El argumento del PP es simple: “todo es urgente”. Pero cuando abrimos el documento, vemos que no es así y que junto a actuaciones que nadie discute hay otras no tan urgentes:
– El puente del Amadorio, por seguridad vial y movilidad.
– El colector de agua de refoios, por prevención y salud pública.
– La rehabilitación de los nichos del cementerio, por dignidad.
– La rotonda del polígono, por economía local.

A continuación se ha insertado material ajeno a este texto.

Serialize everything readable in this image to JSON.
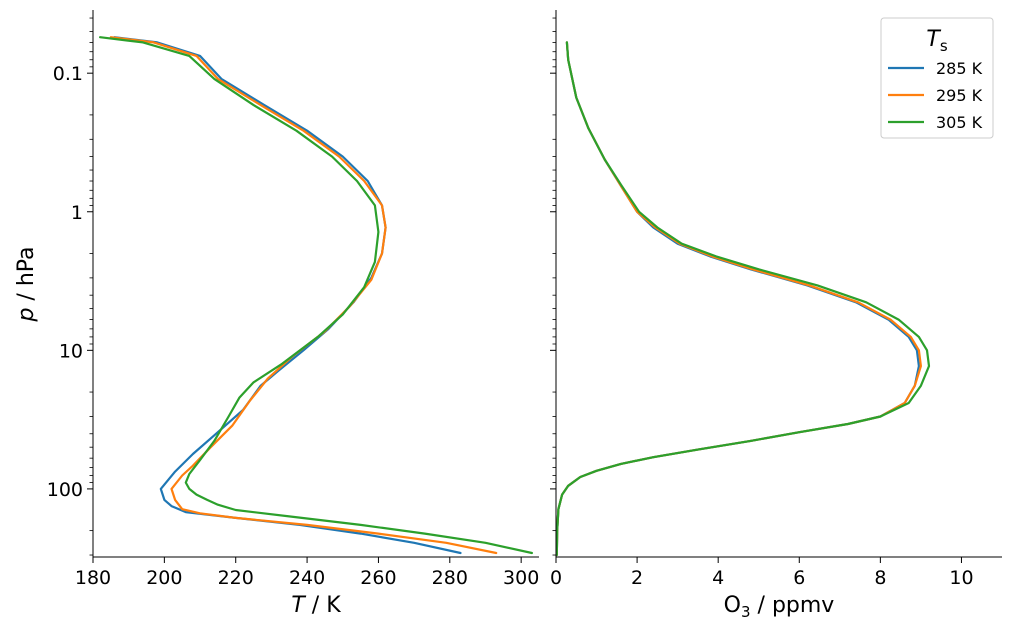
{
  "figure": {
    "shared_ylabel_var": "p",
    "shared_ylabel_unit": " / hPa",
    "legend": {
      "title_main": "T",
      "title_sub": "s",
      "placement": "upper right of right panel"
    }
  },
  "chart_data": [
    {
      "type": "line",
      "panel": "temperature",
      "xlabel_var": "T",
      "xlabel_unit": " / K",
      "ylabel": "p / hPa",
      "xlim": [
        180,
        305
      ],
      "ylim": [
        310,
        0.035
      ],
      "yscale": "log",
      "yticks": [
        0.1,
        1,
        10,
        100
      ],
      "ytick_labels": [
        "0.1",
        "1",
        "10",
        "100"
      ],
      "xticks": [
        180,
        200,
        220,
        240,
        260,
        280,
        300
      ],
      "xtick_labels": [
        "180",
        "200",
        "220",
        "240",
        "260",
        "280",
        "300"
      ],
      "grid": false,
      "series": [
        {
          "name": "285 K",
          "color": "#1f77b4",
          "points": [
            [
              283,
              290
            ],
            [
              270,
              245
            ],
            [
              255,
              210
            ],
            [
              238,
              182
            ],
            [
              220,
              162
            ],
            [
              206,
              147
            ],
            [
              202,
              133
            ],
            [
              200,
              120
            ],
            [
              199,
              100
            ],
            [
              203,
              75
            ],
            [
              208,
              56
            ],
            [
              214,
              41
            ],
            [
              222,
              27
            ],
            [
              227,
              18
            ],
            [
              232,
              14
            ],
            [
              239,
              10
            ],
            [
              246,
              7
            ],
            [
              253,
              4.5
            ],
            [
              258,
              3
            ],
            [
              261,
              2
            ],
            [
              262,
              1.3
            ],
            [
              261,
              0.9
            ],
            [
              257,
              0.6
            ],
            [
              250,
              0.4
            ],
            [
              240,
              0.26
            ],
            [
              228,
              0.17
            ],
            [
              216,
              0.11
            ],
            [
              210,
              0.075
            ],
            [
              198,
              0.06
            ],
            [
              186,
              0.055
            ]
          ]
        },
        {
          "name": "295 K",
          "color": "#ff7f0e",
          "points": [
            [
              293,
              290
            ],
            [
              279,
              245
            ],
            [
              260,
              210
            ],
            [
              240,
              182
            ],
            [
              220,
              162
            ],
            [
              210,
              150
            ],
            [
              205,
              140
            ],
            [
              203,
              120
            ],
            [
              202,
              100
            ],
            [
              205,
              80
            ],
            [
              208,
              68
            ],
            [
              213,
              50
            ],
            [
              219,
              35
            ],
            [
              224,
              23
            ],
            [
              229,
              16
            ],
            [
              236,
              11
            ],
            [
              245,
              7.3
            ],
            [
              252,
              4.8
            ],
            [
              258,
              3.1
            ],
            [
              261,
              2
            ],
            [
              262,
              1.3
            ],
            [
              261,
              0.9
            ],
            [
              256,
              0.6
            ],
            [
              249,
              0.4
            ],
            [
              239,
              0.26
            ],
            [
              227,
              0.17
            ],
            [
              215,
              0.11
            ],
            [
              209,
              0.075
            ],
            [
              197,
              0.06
            ],
            [
              185,
              0.055
            ]
          ]
        },
        {
          "name": "305 K",
          "color": "#2ca02c",
          "points": [
            [
              303,
              290
            ],
            [
              290,
              245
            ],
            [
              273,
              210
            ],
            [
              255,
              182
            ],
            [
              235,
              158
            ],
            [
              220,
              142
            ],
            [
              215,
              130
            ],
            [
              212,
              120
            ],
            [
              209,
              110
            ],
            [
              207,
              100
            ],
            [
              206,
              90
            ],
            [
              207,
              78
            ],
            [
              210,
              62
            ],
            [
              214,
              45
            ],
            [
              218,
              30
            ],
            [
              221,
              22
            ],
            [
              225,
              17
            ],
            [
              233,
              12.5
            ],
            [
              243,
              8
            ],
            [
              250,
              5.5
            ],
            [
              256,
              3.5
            ],
            [
              259,
              2.3
            ],
            [
              260,
              1.4
            ],
            [
              259,
              0.9
            ],
            [
              254,
              0.6
            ],
            [
              247,
              0.4
            ],
            [
              237,
              0.26
            ],
            [
              225,
              0.17
            ],
            [
              214,
              0.11
            ],
            [
              207,
              0.075
            ],
            [
              194,
              0.06
            ],
            [
              182,
              0.055
            ]
          ]
        }
      ]
    },
    {
      "type": "line",
      "panel": "ozone",
      "xlabel_pre": "O",
      "xlabel_sub": "3",
      "xlabel_unit": " / ppmv",
      "xlim": [
        0,
        11
      ],
      "ylim": [
        310,
        0.035
      ],
      "yscale": "log",
      "yticks": [
        0.1,
        1,
        10,
        100
      ],
      "ytick_labels": [
        "",
        "",
        "",
        ""
      ],
      "xticks": [
        0,
        2,
        4,
        6,
        8,
        10
      ],
      "xtick_labels": [
        "0",
        "2",
        "4",
        "6",
        "8",
        "10"
      ],
      "grid": false,
      "series": [
        {
          "name": "285 K",
          "color": "#1f77b4",
          "points": [
            [
              0.02,
              300
            ],
            [
              0.03,
              200
            ],
            [
              0.06,
              140
            ],
            [
              0.15,
              110
            ],
            [
              0.3,
              95
            ],
            [
              0.6,
              82
            ],
            [
              1.0,
              74
            ],
            [
              1.6,
              66
            ],
            [
              2.4,
              59
            ],
            [
              3.5,
              52
            ],
            [
              4.8,
              45
            ],
            [
              6.0,
              39
            ],
            [
              7.2,
              34
            ],
            [
              8.0,
              30
            ],
            [
              8.6,
              24
            ],
            [
              8.85,
              18
            ],
            [
              8.95,
              13
            ],
            [
              8.9,
              10
            ],
            [
              8.7,
              8
            ],
            [
              8.2,
              6
            ],
            [
              7.4,
              4.5
            ],
            [
              6.2,
              3.4
            ],
            [
              4.8,
              2.6
            ],
            [
              3.8,
              2.1
            ],
            [
              3.0,
              1.7
            ],
            [
              2.4,
              1.3
            ],
            [
              2.0,
              1.0
            ],
            [
              1.6,
              0.65
            ],
            [
              1.2,
              0.42
            ],
            [
              0.8,
              0.25
            ],
            [
              0.5,
              0.15
            ],
            [
              0.3,
              0.08
            ],
            [
              0.27,
              0.06
            ]
          ]
        },
        {
          "name": "295 K",
          "color": "#ff7f0e",
          "points": [
            [
              0.02,
              300
            ],
            [
              0.03,
              200
            ],
            [
              0.06,
              140
            ],
            [
              0.15,
              110
            ],
            [
              0.3,
              95
            ],
            [
              0.6,
              82
            ],
            [
              1.0,
              74
            ],
            [
              1.6,
              66
            ],
            [
              2.4,
              59
            ],
            [
              3.5,
              52
            ],
            [
              4.8,
              45
            ],
            [
              6.0,
              39
            ],
            [
              7.2,
              34
            ],
            [
              8.0,
              30
            ],
            [
              8.6,
              24
            ],
            [
              8.85,
              18
            ],
            [
              9.0,
              13
            ],
            [
              8.95,
              10
            ],
            [
              8.75,
              8
            ],
            [
              8.25,
              6
            ],
            [
              7.45,
              4.5
            ],
            [
              6.25,
              3.4
            ],
            [
              4.85,
              2.6
            ],
            [
              3.85,
              2.1
            ],
            [
              3.05,
              1.7
            ],
            [
              2.45,
              1.3
            ],
            [
              2.0,
              1.0
            ],
            [
              1.6,
              0.65
            ],
            [
              1.2,
              0.42
            ],
            [
              0.8,
              0.25
            ],
            [
              0.5,
              0.15
            ],
            [
              0.3,
              0.08
            ],
            [
              0.27,
              0.06
            ]
          ]
        },
        {
          "name": "305 K",
          "color": "#2ca02c",
          "points": [
            [
              0.02,
              300
            ],
            [
              0.03,
              200
            ],
            [
              0.06,
              140
            ],
            [
              0.15,
              110
            ],
            [
              0.3,
              95
            ],
            [
              0.6,
              82
            ],
            [
              1.0,
              74
            ],
            [
              1.6,
              66
            ],
            [
              2.4,
              59
            ],
            [
              3.5,
              52
            ],
            [
              4.8,
              45
            ],
            [
              6.0,
              39
            ],
            [
              7.2,
              34
            ],
            [
              8.0,
              30
            ],
            [
              8.7,
              24
            ],
            [
              9.0,
              18
            ],
            [
              9.2,
              13
            ],
            [
              9.15,
              10
            ],
            [
              8.95,
              8
            ],
            [
              8.45,
              6
            ],
            [
              7.65,
              4.5
            ],
            [
              6.45,
              3.4
            ],
            [
              5.0,
              2.6
            ],
            [
              3.95,
              2.1
            ],
            [
              3.1,
              1.7
            ],
            [
              2.5,
              1.3
            ],
            [
              2.05,
              1.0
            ],
            [
              1.62,
              0.65
            ],
            [
              1.2,
              0.42
            ],
            [
              0.8,
              0.25
            ],
            [
              0.5,
              0.15
            ],
            [
              0.3,
              0.08
            ],
            [
              0.27,
              0.06
            ]
          ]
        }
      ]
    }
  ]
}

Compartimos la urgencia y necesidad de estos proyectos, aunque no estemos de acuerdo con la forma de financiación escogida. Pero junto a lo urgente, el PP mete lo que quiere colar a golpe de deuda. Así, la memoria de la modificación presupuestaria y al anexo de inversiones, no contiene mínima justificación de porqué cada uno de los gastos no puede demorarse su ejecución a ejercicios posteriores; es más, hay determinados gastos como el puente del río Amadorio, la rotonda Konsberg que no pueden ser créditos extraordinarios por cuanto en el presupuesto inicial y la modificación de presupuesto número 3 ya se contemplaba crédito presupuestario. Hay determinados gastos como la urbanización Montíboli-planeamiento al que se destinan 800.000 € resultando totalmente desproporcionado si se va a destinar a la redacción de planes, en cambio si se va a destinar a obras de urbanización, se está produciendo un agravio comparativo respecto de otros sectores de planeamiento en los que la financiación de las obras de urbanización va a cuenta y cargo de los propietarios afectados.

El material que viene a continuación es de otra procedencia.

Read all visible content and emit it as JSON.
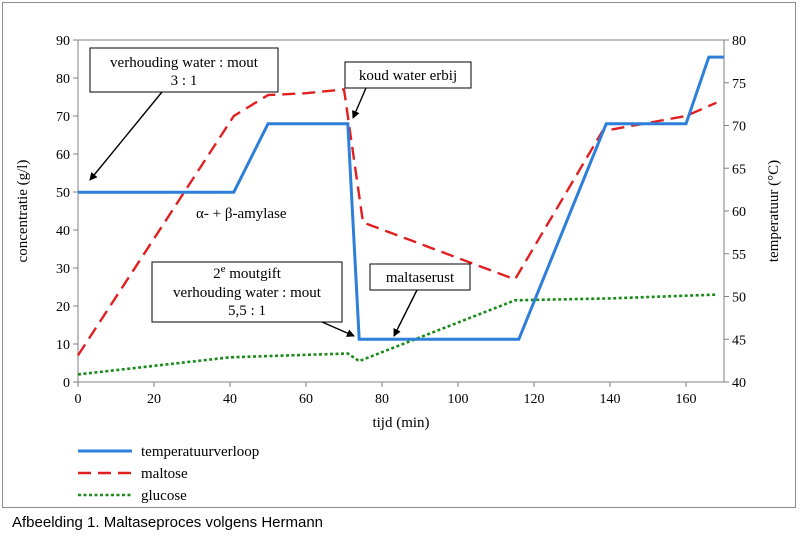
{
  "caption": "Afbeelding 1. Maltaseproces volgens Hermann",
  "chart_data": {
    "type": "line",
    "xlabel": "tijd (min)",
    "ylabel": "concentratie (g/l)",
    "y2label": "temperatuur (°C)",
    "xlim": [
      0,
      170
    ],
    "ylim": [
      0,
      90
    ],
    "y2lim": [
      40,
      80
    ],
    "x_ticks": [
      "0",
      "20",
      "40",
      "60",
      "80",
      "100",
      "120",
      "140",
      "160"
    ],
    "y_ticks": [
      "0",
      "10",
      "20",
      "30",
      "40",
      "50",
      "60",
      "70",
      "80",
      "90"
    ],
    "y2_ticks": [
      "40",
      "45",
      "50",
      "55",
      "60",
      "65",
      "70",
      "75",
      "80"
    ],
    "grid": false,
    "legend_position": "bottom-left",
    "series": [
      {
        "name": "temperatuurverloop",
        "axis": "right",
        "color": "#2e7fd9",
        "style": "solid",
        "points": [
          [
            0,
            62.2
          ],
          [
            41,
            62.2
          ],
          [
            50,
            70.2
          ],
          [
            71,
            70.2
          ],
          [
            74,
            45
          ],
          [
            116,
            45
          ],
          [
            139,
            70.2
          ],
          [
            160,
            70.2
          ],
          [
            166,
            78
          ],
          [
            170,
            78
          ]
        ]
      },
      {
        "name": "maltose",
        "axis": "left",
        "color": "#e02020",
        "style": "dashed",
        "points": [
          [
            0,
            7
          ],
          [
            41,
            70
          ],
          [
            50,
            75.5
          ],
          [
            60,
            76
          ],
          [
            70,
            77
          ],
          [
            75,
            42
          ],
          [
            115,
            27
          ],
          [
            138,
            66
          ],
          [
            160,
            70
          ],
          [
            168,
            73.5
          ]
        ]
      },
      {
        "name": "glucose",
        "axis": "left",
        "color": "#1a8a1a",
        "style": "dotted",
        "points": [
          [
            0,
            2
          ],
          [
            40,
            6.5
          ],
          [
            71,
            7.5
          ],
          [
            74,
            5.5
          ],
          [
            115,
            21.5
          ],
          [
            140,
            22
          ],
          [
            168,
            23
          ]
        ]
      }
    ],
    "annotations": [
      {
        "id": "ratio-3-1",
        "lines": [
          "verhouding water : mout",
          "3 : 1"
        ]
      },
      {
        "id": "cold-water",
        "lines": [
          "koud water erbij"
        ]
      },
      {
        "id": "amylase",
        "lines": [
          "α- + β-amylase"
        ]
      },
      {
        "id": "second-malt",
        "lines": [
          "2e moutgift",
          "verhouding water : mout",
          "5,5 : 1"
        ]
      },
      {
        "id": "maltase-rest",
        "lines": [
          "maltaserust"
        ]
      }
    ]
  }
}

En cuanto a otros proyectos como son el acceso al puerto norte, dos millones que benefician a cierto sector, cabría preguntarse si es un proyecto urgente o un favor político. Por otra parte, está la Casa de la Música, un proyecto del PSOE que podría estar ya en construcción si no fuera porque el PP cambió de ubicación por capricho descartando un terreno municipal pensado en revitalizar un barrio porque no les gustaba la ubicación y ahora se busca cualquier forma de llevar adelante el nuevo proyecto.
23 millones no son calderilla. Son una losa que nos acompañará hasta 2045. Y pensar que llegaremos a 2045 pagando este préstamo sin más es una utopía. ¿O es que el PP puede garantizar que en 20 años no habrá otra crisis económica? ¿Que no necesitaremos otro préstamo? ¿Que no habrá que gastar más dinero para arreglar chapuzas, como la que ya conocemos con el puente?

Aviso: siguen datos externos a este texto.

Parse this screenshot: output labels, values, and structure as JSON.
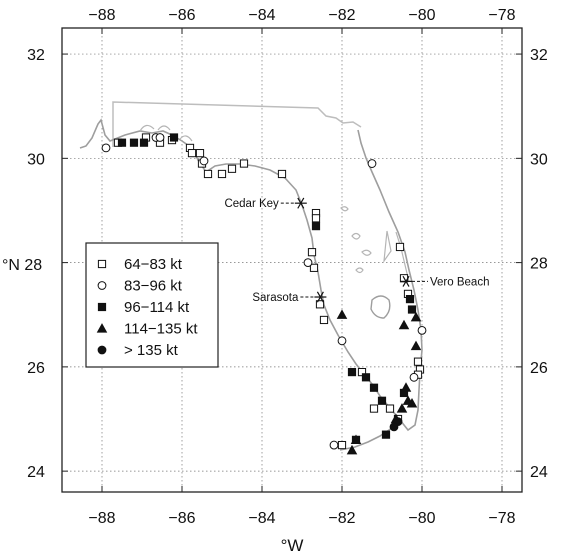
{
  "chart_data": {
    "type": "scatter",
    "title": "",
    "xlabel": "°W",
    "ylabel": "°N",
    "xlim": [
      -89,
      -77.5
    ],
    "ylim": [
      23.6,
      32.5
    ],
    "x_ticks": [
      -88,
      -86,
      -84,
      -82,
      -80,
      -78
    ],
    "y_ticks": [
      24,
      26,
      28,
      30,
      32
    ],
    "x_tick_labels": [
      "−88",
      "−86",
      "−84",
      "−82",
      "−80",
      "−78"
    ],
    "y_tick_labels": [
      "24",
      "26",
      "28",
      "30",
      "32"
    ],
    "y_label_28": "°N 28",
    "grid": true,
    "legend": {
      "placement": "center-left",
      "entries": [
        {
          "label": "64−83 kt",
          "marker": "open-square"
        },
        {
          "label": "83−96 kt",
          "marker": "open-circle"
        },
        {
          "label": "96−114 kt",
          "marker": "filled-square"
        },
        {
          "label": "114−135 kt",
          "marker": "filled-triangle"
        },
        {
          "label": "> 135 kt",
          "marker": "filled-circle"
        }
      ]
    },
    "cities": [
      {
        "name": "Cedar Key",
        "lon": -83.03,
        "lat": 29.14,
        "side": "left"
      },
      {
        "name": "Sarasota",
        "lon": -82.54,
        "lat": 27.34,
        "side": "left"
      },
      {
        "name": "Vero Beach",
        "lon": -80.4,
        "lat": 27.64,
        "side": "right"
      }
    ],
    "series": [
      {
        "marker": "open-square",
        "points": [
          [
            -87.6,
            30.3
          ],
          [
            -86.9,
            30.4
          ],
          [
            -86.55,
            30.3
          ],
          [
            -86.25,
            30.35
          ],
          [
            -85.8,
            30.2
          ],
          [
            -85.75,
            30.1
          ],
          [
            -85.55,
            30.1
          ],
          [
            -85.5,
            29.9
          ],
          [
            -85.35,
            29.7
          ],
          [
            -85.0,
            29.7
          ],
          [
            -84.75,
            29.8
          ],
          [
            -84.45,
            29.9
          ],
          [
            -83.5,
            29.7
          ],
          [
            -82.65,
            28.95
          ],
          [
            -82.65,
            28.85
          ],
          [
            -82.75,
            28.2
          ],
          [
            -82.7,
            27.9
          ],
          [
            -82.55,
            27.2
          ],
          [
            -82.45,
            26.9
          ],
          [
            -81.5,
            25.9
          ],
          [
            -81.2,
            25.2
          ],
          [
            -80.8,
            25.2
          ],
          [
            -80.6,
            25.0
          ],
          [
            -80.1,
            26.1
          ],
          [
            -80.05,
            25.95
          ],
          [
            -80.1,
            25.85
          ],
          [
            -80.55,
            28.3
          ],
          [
            -80.45,
            27.7
          ],
          [
            -80.35,
            27.4
          ],
          [
            -82.0,
            24.5
          ]
        ]
      },
      {
        "marker": "open-circle",
        "points": [
          [
            -87.9,
            30.2
          ],
          [
            -86.65,
            30.4
          ],
          [
            -86.55,
            30.4
          ],
          [
            -85.45,
            29.95
          ],
          [
            -82.85,
            28.0
          ],
          [
            -82.0,
            26.5
          ],
          [
            -81.25,
            29.9
          ],
          [
            -80.0,
            26.7
          ],
          [
            -80.2,
            25.8
          ],
          [
            -82.2,
            24.5
          ]
        ]
      },
      {
        "marker": "filled-square",
        "points": [
          [
            -87.5,
            30.3
          ],
          [
            -87.2,
            30.3
          ],
          [
            -86.95,
            30.3
          ],
          [
            -86.2,
            30.4
          ],
          [
            -82.65,
            28.7
          ],
          [
            -81.2,
            25.6
          ],
          [
            -81.0,
            25.35
          ],
          [
            -80.3,
            27.3
          ],
          [
            -80.25,
            27.1
          ],
          [
            -80.45,
            25.5
          ],
          [
            -80.9,
            24.7
          ],
          [
            -81.75,
            25.9
          ],
          [
            -81.4,
            25.8
          ],
          [
            -81.65,
            24.6
          ]
        ]
      },
      {
        "marker": "filled-triangle",
        "points": [
          [
            -82.0,
            27.0
          ],
          [
            -80.45,
            26.8
          ],
          [
            -80.15,
            26.95
          ],
          [
            -80.15,
            26.4
          ],
          [
            -80.4,
            25.6
          ],
          [
            -80.35,
            25.35
          ],
          [
            -80.25,
            25.3
          ],
          [
            -80.5,
            25.2
          ],
          [
            -80.65,
            25.0
          ],
          [
            -81.75,
            24.4
          ],
          [
            -81.65,
            24.6
          ]
        ]
      },
      {
        "marker": "filled-circle",
        "points": [
          [
            -80.6,
            24.95
          ],
          [
            -80.7,
            24.85
          ]
        ]
      }
    ]
  }
}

El Partido Popular argumenta que el Ayuntamiento tiene actualmente 5 millones de superávit anual, aunque nadie garantiza que esto vaya a ser así durante los próximos años, razón de más para que se organicen las inversiones en base a esto sin tener que recurrir a un crédito.
A todo lo anterior cabe sumar que durante los dos últimos años las inversiones en La Vila de organismos superiores ascienden a cero euros, en contraposición con los más de 130 millones de euros que se consiguieron con el anterior gobierno.
Desde el PSOE defendemos un uso responsable del presupuesto, priorizando lo urgente sin hipotecar a generaciones futuras. El PP, en cambio, quiere tapar su falta de planificación y gestión con deuda a largo plazo. Por estos motivos, el Partido Socialista ha votado en contra de esta propuesta, por responsabilidad económica y para no convertir La Vila en un municipio hipotecado durante dos décadas.